On vit malgré tout une époque formidable :
alors que cette saloperie d’internet permet d’écouter et/ou de télécharger
toutes les musiques ayant existé, semant ainsi la confusion totale sous couvert
d’un savoir aussi facile qu’instantané et alors que blogs et autres webzines en
rajoutent allègrement une couche dans l’omniscience conquérante, il y a encore
des malades qui sortent des disques en vrai et en dur et d’autres, beaucoup plus
inconscients encore, qui se lancent dans la réédition de vieux disques
(presque) oubliés.
Les héros du jour s’appellent Poutre Apparente, label qui vient de
rééditer le tout premier single jamais enregistré par CIRCLE X, en 1979. A
cette lointaine époque Circle X était encore de l’autre côté de l’Atlantique, à
New-York plus précisément et n’avait pas encore atterri de manière complètement
surréaliste du
côté de Dijon. On retrouve pourtant en face B de ce single la version
studio de Look At The People (qui
donc figure en live sur Dijon ’79),
un titre complètement dans l’air du temps et de la Grosse Pomme, de la no wave
pure et dure. Si on a pu écrire à propos des guitares dans Circle X qu’elles
étaient complexes, le terme est de fait sûrement mal choisi : on voulait
plutôt exprimer l’idée de difficulté en ce sens que se prendre du Circle X
était et reste toujours une expérience voire un supplice. Mais un supplice que
l’on accepte pleinement.
Ce 45 tours est ainsi la démonstration parfaite de
l’amateurisme d’un groupe – guitariste débutant, batteur qui perd le rythme, chant
tremblotant y compris dans le registre du cri, etc –, un groupe qui a des idées
claires et se débrouille avec ses maigres moyens pour les concrétiser. Pour en
revenir à internet et aux saloperies technologiques toutes prêtes à consommer,
c’est l’envie et le besoin qui ont donné naissance, même imparfaitement, à cette
musique, à l’encontre exacte des possibilités sans limites théoriques et donc
complètement submergeantes de notre chère époque actuelle et parait-il si moderne.

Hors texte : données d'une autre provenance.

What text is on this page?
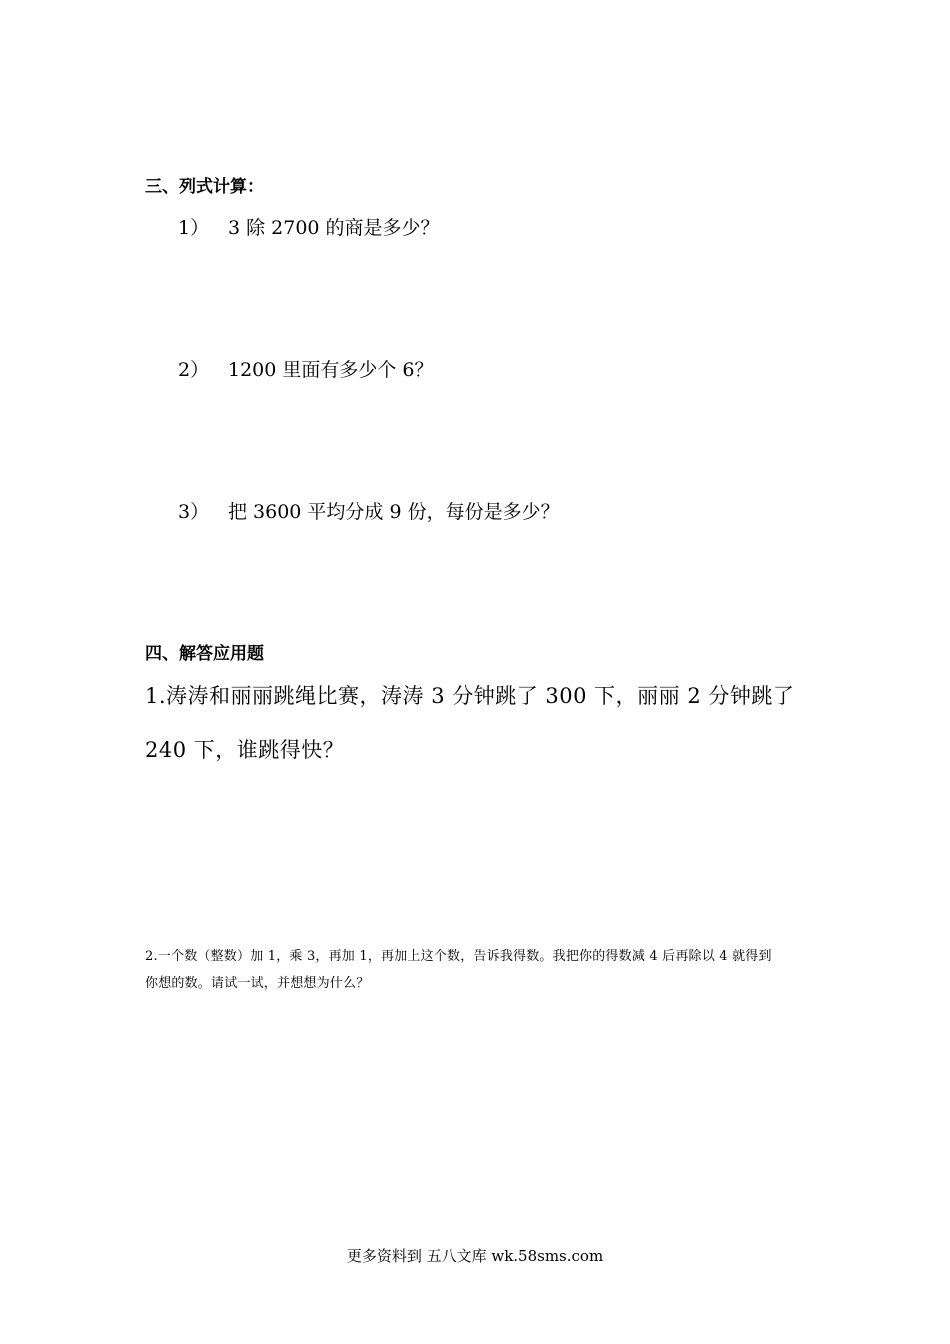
三、列式计算：
1） 3 除 2700 的商是多少？
2） 1200 里面有多少个 6？
3） 把 3600 平均分成 9 份，每份是多少？
四、解答应用题
1.涛涛和丽丽跳绳比赛，涛涛 3 分钟跳了 300 下，丽丽 2 分钟跳了
240 下，谁跳得快？
2.一个数（整数）加 1，乘 3，再加 1，再加上这个数，告诉我得数。我把你的得数减 4 后再除以 4 就得到
你想的数。请试一试，并想想为什么？
更多资料到 五八文库 wk.58sms.com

La musique ultra nihiliste et destructrice de Circle X avait tout pour elle
puisqu’elle répondait à des pulsions et des idées alors nouvelles qui
précisément ne prétendaient répondre à rien et surtout ne se voyaient pas comme
un écho rassurant et/ou balisé. Détruire pouvait encore être considéré comme un
acte créateur – aujourd’hui « créer » ce serait plutôt piller le
passé mais rassurer pour séduire – et la meilleure preuve c’est la face A de ce
single, une reprise aussi jouissivement lamentable qu’assassine du Heartbreaker des Rolling Stones. Que ces
derniers fassent encore en 2012 la tournée des plus grands stades du monde est
une autre démonstration que beaucoup d’entre nous sommes morts depuis fort
longtemps.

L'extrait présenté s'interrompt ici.